STITCH BITCH

“Stitch Bitch” by Shelley Jackson from “Rethinking Media Change” was an interesting piece of reading. From all the comments I heard and read about I thought it was really going to be a pain in the butt having to read this chapter. But I must confess that it was indeed an interesting read. Jackson’s “essay”,(though the author may not like to call it that, being so traditional a term) was a roller coaster.

Right at the outset I got a feeling that there was something schizophrenic about the whole thing. But as I read through it became clear to me that there was more anarchy than just schizofreny there. In fact I would think of hypertext as anarchic writing than “normal” prose. Jackson makes no bones about that in the essay. She states that boldly when she says: “Hypertext is non-linear almost by default”, and “Write about anything that interests you, no matter how sniffy the world gets.” I read in between the lines that there is no need to respect the feelings of other people, but just express yourself. Self-expression, therefore is the maxim, the ultimate goal. I find it difficult to accept that – may be because I tend to be a self-disciplined person, living within the boundaries, wanting to live in a disciplined world. Is that limiting myself? Not really! It is not that I don’t value self-expression, but what I mean to say is that it should not come at the expense of hurting people. Jackson sounds provocative, and anarchic, to say the least.

My thinking was confirmed when I came across the lines: “Hypertext is schizophrenic: you can’t tell what is original and what’s the reference” But to me it looks like that the form is schizophrenic and the content is anarchic. In this essay Jackson does give us a very good picture of what hypertext is. She says further that good writing is clear and orderly; bad writing inspires the same kind of distaste that bad grooming does, while experimental novels are not just hard to read, they’re anti-social.” And many would consider hypertext to be bad writing. I get a feeling that the section “Writing Mutt” kind of gives you a mug shot of who Shelley Jackson is, or what she is doing while promotes hypertext with “Stitch Bitch”.

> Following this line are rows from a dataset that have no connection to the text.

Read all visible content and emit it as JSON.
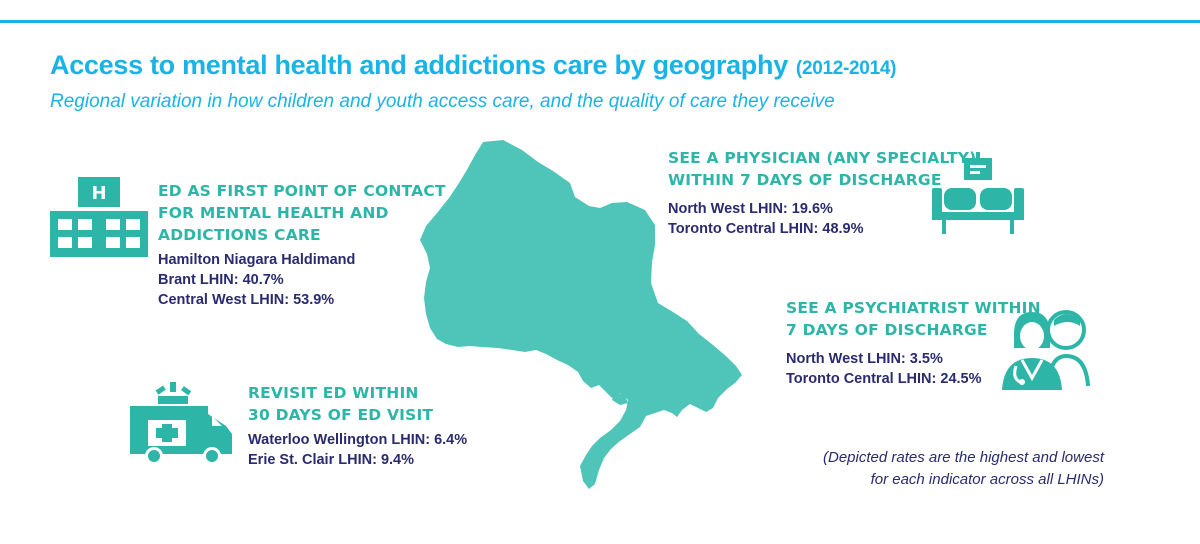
{
  "header": {
    "title": "Access to mental health and addictions care by geography",
    "years": "(2012-2014)",
    "subtitle": "Regional variation in how children and youth access care, and the quality of care they receive"
  },
  "colors": {
    "accent_blue": "#19b3e6",
    "teal": "#2db5a8",
    "map_fill": "#4fc4b8",
    "navy": "#2a2b6e"
  },
  "ed_first_contact": {
    "icon": "hospital-icon",
    "heading": [
      "ED AS FIRST POINT OF CONTACT",
      "FOR MENTAL HEALTH AND",
      "ADDICTIONS CARE"
    ],
    "stats": [
      "Hamilton Niagara Haldimand",
      "Brant LHIN: 40.7%",
      "Central West LHIN: 53.9%"
    ]
  },
  "revisit_ed": {
    "icon": "ambulance-icon",
    "heading": [
      "REVISIT ED WITHIN",
      "30 DAYS OF ED VISIT"
    ],
    "stats": [
      "Waterloo Wellington LHIN: 6.4%",
      "Erie St. Clair LHIN: 9.4%"
    ]
  },
  "see_physician": {
    "icon": "waiting-room-icon",
    "heading": [
      "SEE A PHYSICIAN (ANY SPECIALTY)",
      "WITHIN 7 DAYS OF DISCHARGE"
    ],
    "stats": [
      "North West LHIN: 19.6%",
      "Toronto Central LHIN: 48.9%"
    ]
  },
  "see_psychiatrist": {
    "icon": "doctor-patient-icon",
    "heading": [
      "SEE A PSYCHIATRIST WITHIN",
      "7 DAYS OF DISCHARGE"
    ],
    "stats": [
      "North West LHIN: 3.5%",
      "Toronto Central LHIN: 24.5%"
    ]
  },
  "note": [
    "(Depicted rates are the highest and lowest",
    "for each indicator across all LHINs)"
  ]
}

Jackson is very precise when she says that hypertext is fuzzy, you can’t figure out what is important and what is not in hypertext. “Normally when you read you can orient yourself by a few important facts and let the details fall where they may.” But not with hypertext. She hits home in describing hypertext, and the comparison she makes with the “normal text” when she says: “There’s no question that hypertext will lose or never acquire those readers for whom a fated slalom toward the finish line is the defining literary experience; hypertext’s not built for that.”

Jackson is an advocate for freedom of expression, flights of fancy. And that is beautifully expressed when she ays that she finds delight in texts that loiter, dawdle, tease, pass notes. She prefers texts that resist the linear, and even pervert it. Further, she says “Language is the Great Unruly, and alphabetical order is a contradiction in terms.” She seems to be like a little kid who has just received the first packet of crayons, and wants to express herself with that no matter where, and not matter what the expression is.

Hypertext apparently is quite anarchic. Jackson further confirms that by saying where her interests lie: “I am interested in writing that verges on nonsense, where nonsense is not the absence of sense, but the superfluity of it. I would like to sneak as close to that limit as possible without reaching it.” However there is good news there in what she says. She hopes and expects to see beauty in hypertextual writing. “Art forms take shape around our ability to perceive beauty, but our ability to perceive beauty also takes shape around what forms become possible. Hypertext is making possible a new kind of beauty, and creating the senses to perceive it with.” May be more reading of hypertext will help me one day to perceive beauty in it. And will I ever start writing hypertext? But I don’t really want to inebriate myself with hypertextual concoctions: “A beaker of imaginal secretions makes us all desire’s monsters, which is what we ought to be”, concluded Jackson. That is not what I want to be!